Rep. Buffalo was among a few lawmakers to introduce a package of six bills to combat the prevalence of missing and murdered indigenous women: promoting law enforcement training, beginning to collect data of missing people, and teaching human trafficking prevention and awareness in schools and in hotels.

“Because everyone deserves to be safe,” she said.

The passage of these bills hit close to home for Buffalo. She volunteered for the search party of Savanna LaFontaine-Greywind, who vanished and was brutally murdered in 2017.

A federal bill named after Greywind, Savanna’s Act, was signed into law by President Donald Trump in October. Similar to the new state law, Savanna’s Act is meant to combat the cycle of violence against Native women and girls. Specifically, it requires this data to be collected and mandates the creation of a standard for responding to these cases nationwide.

The bill was first introduced by former U.S. Sen. Heidi Heitkamp in 2017. She tells me, the passage took far too long.

“It’s a tragedy that this was even a question in anyone’s mind about whether or not we should do it,” Heitkamp said.

Heitkamp says the next step is not more legislation, it’s resourcing the FBI and the Tribes.

“I want to see the actual dollars that are going to be deployed to improve the conditions for victims, and to make sure that when someone goes missing or when someone is murdered, the investigation is handled correctly so we can bring people to justice,” she said.

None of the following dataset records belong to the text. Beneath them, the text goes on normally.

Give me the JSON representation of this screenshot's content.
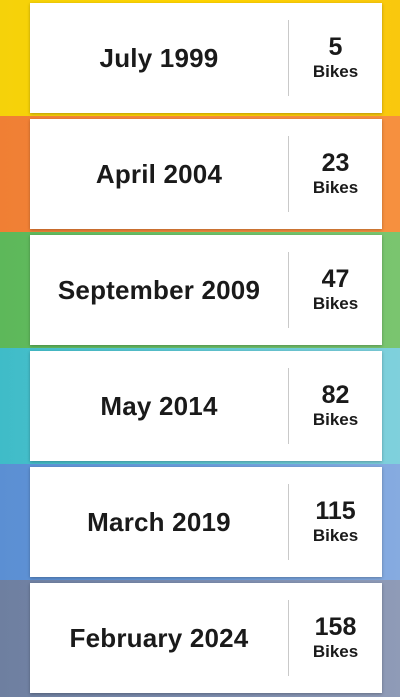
{
  "milestones": [
    {
      "date": "July 1999",
      "count": "5",
      "unit": "Bikes",
      "colors": [
        "#f5d20a",
        "#ffd400",
        "#f9c80e"
      ]
    },
    {
      "date": "April 2004",
      "count": "23",
      "unit": "Bikes",
      "colors": [
        "#f07f34",
        "#f58a3e",
        "#f6903f"
      ]
    },
    {
      "date": "September 2009",
      "count": "47",
      "unit": "Bikes",
      "colors": [
        "#5db85a",
        "#6cc067",
        "#7ac56f"
      ]
    },
    {
      "date": "May 2014",
      "count": "82",
      "unit": "Bikes",
      "colors": [
        "#3fbcc8",
        "#5fc7d3",
        "#7fd0dc"
      ]
    },
    {
      "date": "March 2019",
      "count": "115",
      "unit": "Bikes",
      "colors": [
        "#5b8fd3",
        "#6a9bd9",
        "#86abe0"
      ]
    },
    {
      "date": "February 2024",
      "count": "158",
      "unit": "Bikes",
      "colors": [
        "#6e7fa0",
        "#7c8cae",
        "#8f9bb7"
      ]
    }
  ]
}
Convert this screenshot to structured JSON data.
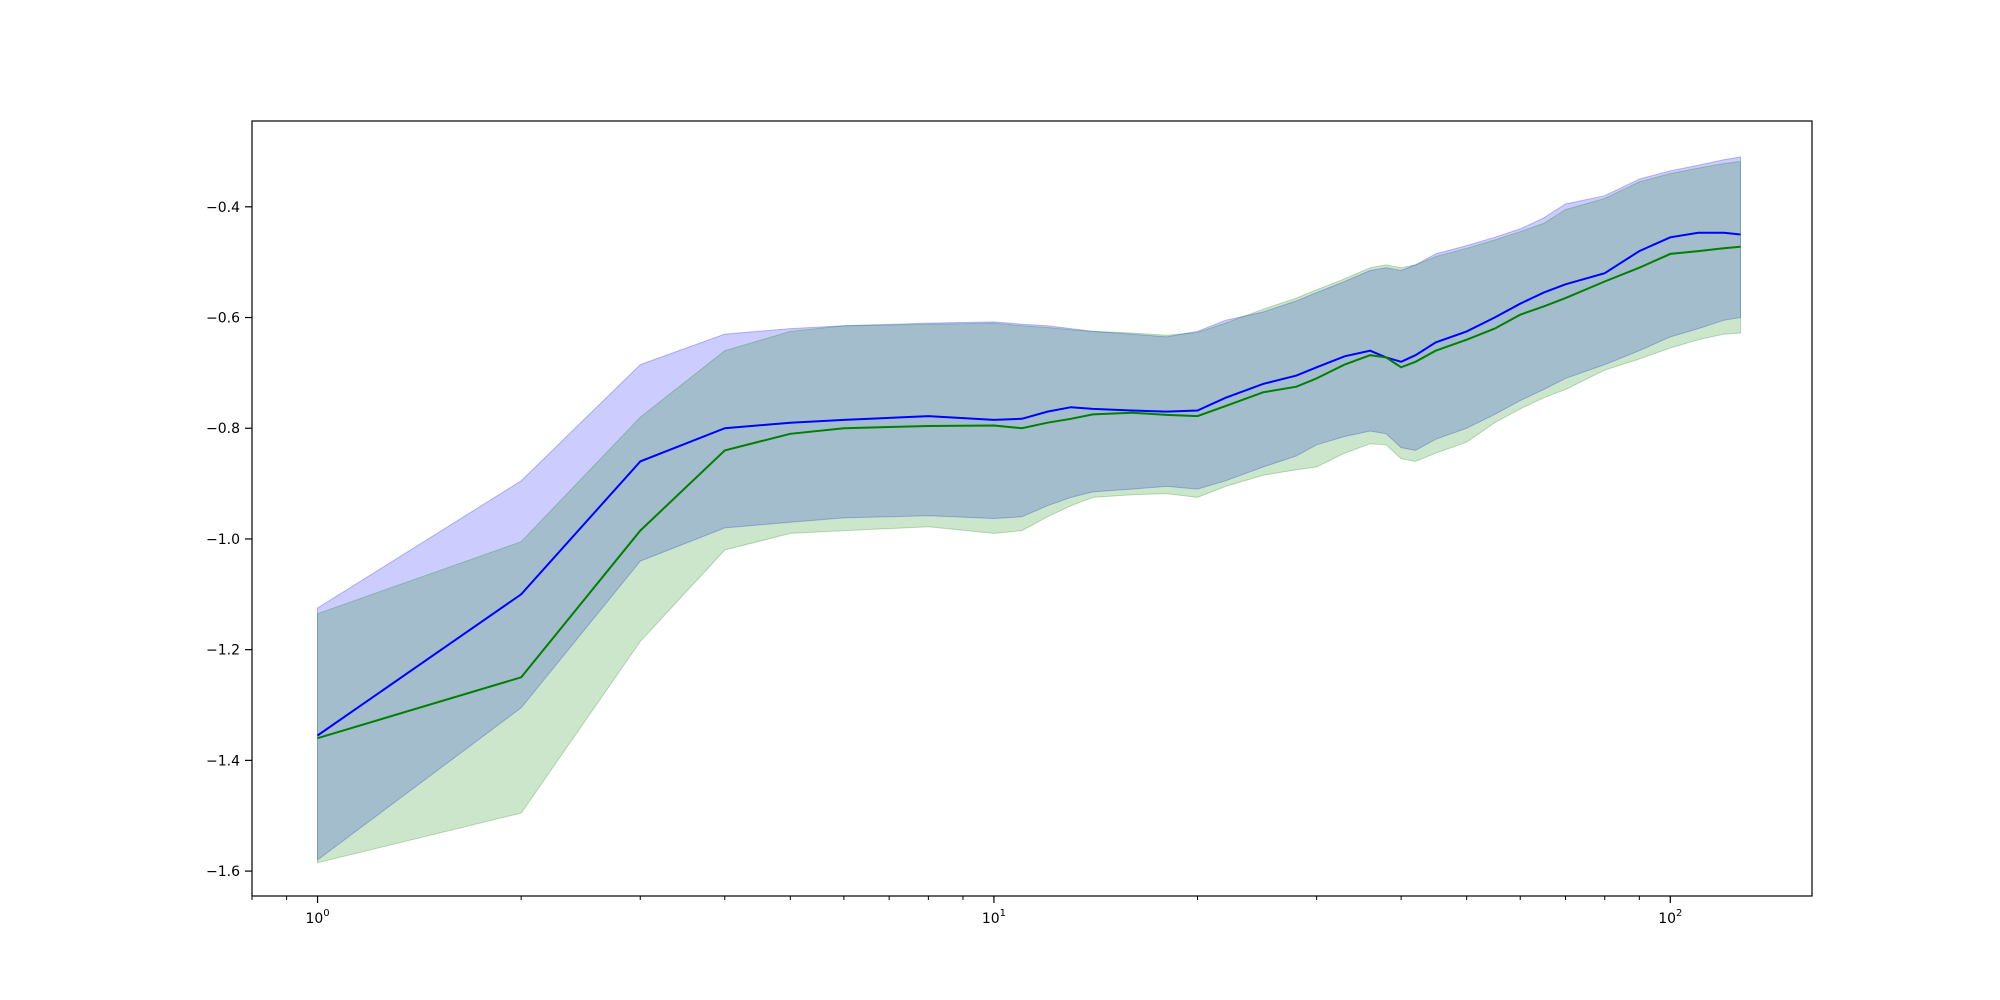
{
  "chart_data": {
    "type": "line",
    "title": "",
    "xlabel": "",
    "ylabel": "",
    "xscale": "log",
    "xlim": [
      0.8,
      162
    ],
    "ylim": [
      -1.645,
      -0.245
    ],
    "grid": false,
    "legend": "none",
    "xticks": [
      {
        "value": 1,
        "base": "10",
        "exp": "0"
      },
      {
        "value": 10,
        "base": "10",
        "exp": "1"
      },
      {
        "value": 100,
        "base": "10",
        "exp": "2"
      }
    ],
    "yticks": [
      {
        "value": -0.4,
        "label": "−0.4"
      },
      {
        "value": -0.6,
        "label": "−0.6"
      },
      {
        "value": -0.8,
        "label": "−0.8"
      },
      {
        "value": -1.0,
        "label": "−1.0"
      },
      {
        "value": -1.2,
        "label": "−1.2"
      },
      {
        "value": -1.4,
        "label": "−1.4"
      },
      {
        "value": -1.6,
        "label": "−1.6"
      }
    ],
    "x": [
      1,
      2,
      3,
      4,
      5,
      6,
      8,
      10,
      11,
      12,
      13,
      14,
      16,
      18,
      20,
      22,
      25,
      28,
      30,
      33,
      36,
      38,
      40,
      42,
      45,
      50,
      55,
      60,
      65,
      70,
      80,
      90,
      100,
      110,
      120,
      127
    ],
    "series": [
      {
        "color": "#0000ff",
        "band_color": "#0000ff",
        "mean": [
          -1.355,
          -1.1,
          -0.86,
          -0.8,
          -0.79,
          -0.785,
          -0.778,
          -0.785,
          -0.783,
          -0.77,
          -0.762,
          -0.765,
          -0.768,
          -0.77,
          -0.768,
          -0.745,
          -0.72,
          -0.705,
          -0.69,
          -0.67,
          -0.66,
          -0.672,
          -0.68,
          -0.668,
          -0.645,
          -0.625,
          -0.6,
          -0.575,
          -0.555,
          -0.54,
          -0.52,
          -0.48,
          -0.455,
          -0.447,
          -0.447,
          -0.45
        ],
        "upper": [
          -1.125,
          -0.895,
          -0.685,
          -0.63,
          -0.62,
          -0.615,
          -0.61,
          -0.608,
          -0.612,
          -0.615,
          -0.62,
          -0.625,
          -0.63,
          -0.635,
          -0.625,
          -0.605,
          -0.59,
          -0.57,
          -0.555,
          -0.535,
          -0.515,
          -0.51,
          -0.515,
          -0.505,
          -0.485,
          -0.47,
          -0.455,
          -0.44,
          -0.42,
          -0.395,
          -0.38,
          -0.35,
          -0.335,
          -0.325,
          -0.315,
          -0.31
        ],
        "lower": [
          -1.58,
          -1.305,
          -1.04,
          -0.98,
          -0.97,
          -0.962,
          -0.958,
          -0.963,
          -0.96,
          -0.94,
          -0.925,
          -0.915,
          -0.91,
          -0.905,
          -0.91,
          -0.895,
          -0.87,
          -0.85,
          -0.83,
          -0.815,
          -0.805,
          -0.81,
          -0.835,
          -0.84,
          -0.82,
          -0.8,
          -0.775,
          -0.75,
          -0.73,
          -0.71,
          -0.685,
          -0.66,
          -0.635,
          -0.62,
          -0.605,
          -0.6
        ]
      },
      {
        "color": "#008000",
        "band_color": "#008000",
        "mean": [
          -1.36,
          -1.25,
          -0.985,
          -0.84,
          -0.81,
          -0.8,
          -0.796,
          -0.795,
          -0.8,
          -0.79,
          -0.783,
          -0.775,
          -0.772,
          -0.776,
          -0.778,
          -0.76,
          -0.735,
          -0.725,
          -0.71,
          -0.685,
          -0.668,
          -0.672,
          -0.69,
          -0.68,
          -0.66,
          -0.64,
          -0.62,
          -0.595,
          -0.58,
          -0.565,
          -0.535,
          -0.51,
          -0.485,
          -0.48,
          -0.475,
          -0.472
        ],
        "upper": [
          -1.135,
          -1.005,
          -0.78,
          -0.66,
          -0.625,
          -0.615,
          -0.612,
          -0.61,
          -0.615,
          -0.618,
          -0.622,
          -0.625,
          -0.628,
          -0.632,
          -0.627,
          -0.61,
          -0.585,
          -0.565,
          -0.55,
          -0.53,
          -0.51,
          -0.505,
          -0.51,
          -0.505,
          -0.49,
          -0.475,
          -0.46,
          -0.445,
          -0.43,
          -0.405,
          -0.385,
          -0.355,
          -0.34,
          -0.33,
          -0.322,
          -0.318
        ],
        "lower": [
          -1.585,
          -1.495,
          -1.185,
          -1.02,
          -0.99,
          -0.985,
          -0.978,
          -0.99,
          -0.985,
          -0.96,
          -0.94,
          -0.925,
          -0.92,
          -0.918,
          -0.925,
          -0.905,
          -0.885,
          -0.875,
          -0.87,
          -0.845,
          -0.828,
          -0.83,
          -0.855,
          -0.86,
          -0.845,
          -0.825,
          -0.79,
          -0.765,
          -0.745,
          -0.73,
          -0.695,
          -0.675,
          -0.655,
          -0.64,
          -0.63,
          -0.628
        ]
      }
    ]
  }
}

Rep. Buffalo says a lot of these recent changes aren’t to break any sort of record. It’s more like the bare minimum.

“Special attention needs to be given to this issue, especially because we are deemed a protected class because we are, you know, because there are so little of us here today,” she said.

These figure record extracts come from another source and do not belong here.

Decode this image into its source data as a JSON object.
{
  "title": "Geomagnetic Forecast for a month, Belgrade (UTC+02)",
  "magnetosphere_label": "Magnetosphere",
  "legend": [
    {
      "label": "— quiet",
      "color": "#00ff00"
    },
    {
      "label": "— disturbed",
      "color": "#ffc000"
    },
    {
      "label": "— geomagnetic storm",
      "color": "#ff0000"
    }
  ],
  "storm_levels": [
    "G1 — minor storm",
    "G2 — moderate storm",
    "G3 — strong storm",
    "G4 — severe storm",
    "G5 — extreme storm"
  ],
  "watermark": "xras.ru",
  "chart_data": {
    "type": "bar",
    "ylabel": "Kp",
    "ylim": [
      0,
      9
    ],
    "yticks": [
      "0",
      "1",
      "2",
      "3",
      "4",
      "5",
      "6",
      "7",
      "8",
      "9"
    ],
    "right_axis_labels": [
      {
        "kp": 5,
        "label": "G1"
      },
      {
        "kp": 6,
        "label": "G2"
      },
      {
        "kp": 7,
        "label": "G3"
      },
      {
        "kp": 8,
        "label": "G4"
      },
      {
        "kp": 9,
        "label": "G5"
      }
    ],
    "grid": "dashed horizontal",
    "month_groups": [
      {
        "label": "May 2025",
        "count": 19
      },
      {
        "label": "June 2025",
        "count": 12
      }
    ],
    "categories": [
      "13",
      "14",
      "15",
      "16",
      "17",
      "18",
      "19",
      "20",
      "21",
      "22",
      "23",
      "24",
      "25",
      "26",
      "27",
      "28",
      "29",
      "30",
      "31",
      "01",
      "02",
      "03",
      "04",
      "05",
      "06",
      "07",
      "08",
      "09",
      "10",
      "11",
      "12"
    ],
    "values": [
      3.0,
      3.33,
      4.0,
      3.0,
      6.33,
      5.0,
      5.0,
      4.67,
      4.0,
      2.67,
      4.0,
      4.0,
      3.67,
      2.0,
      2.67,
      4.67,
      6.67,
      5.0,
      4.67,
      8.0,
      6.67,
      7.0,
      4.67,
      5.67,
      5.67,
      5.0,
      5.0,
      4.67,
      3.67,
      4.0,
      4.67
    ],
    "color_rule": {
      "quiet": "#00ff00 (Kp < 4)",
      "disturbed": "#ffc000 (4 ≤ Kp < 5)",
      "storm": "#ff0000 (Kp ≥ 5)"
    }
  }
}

“It’s sad I think because I just think of the families…I think of the lack of respect that the average person has for native women,” said Buffalo, as tears fell down her face.

Looking forward, Buffalo wants to see Native American history required in North Dakota schools in her lifetime. She says she sees the hatred she experienced as a child is still happening today and education is key to better understanding one another.

“Even if it’s two steps forward, one step back sometimes, the arc of tribal sovereignty and tribal self-determination, and the strength of tribal institutions in North Dakota grows stronger every day,” said Purdon.

We’re far from the finish line as tribal, federal, and state governments continue to fight through leftover policies and mindsets from the disestablishment era that existed for most of U.S. history.

As was made clear through this series, that fundamental discrimination is at the core of what hinders Tribes from addressing crime and delivering justice on what’s left of their sovereign land.

As Rep. Buffalo said best, it’s the responsibility of journalists to tell these narratives, often left uncorrected in the tales of U.S. history and buried under the surface of statehood.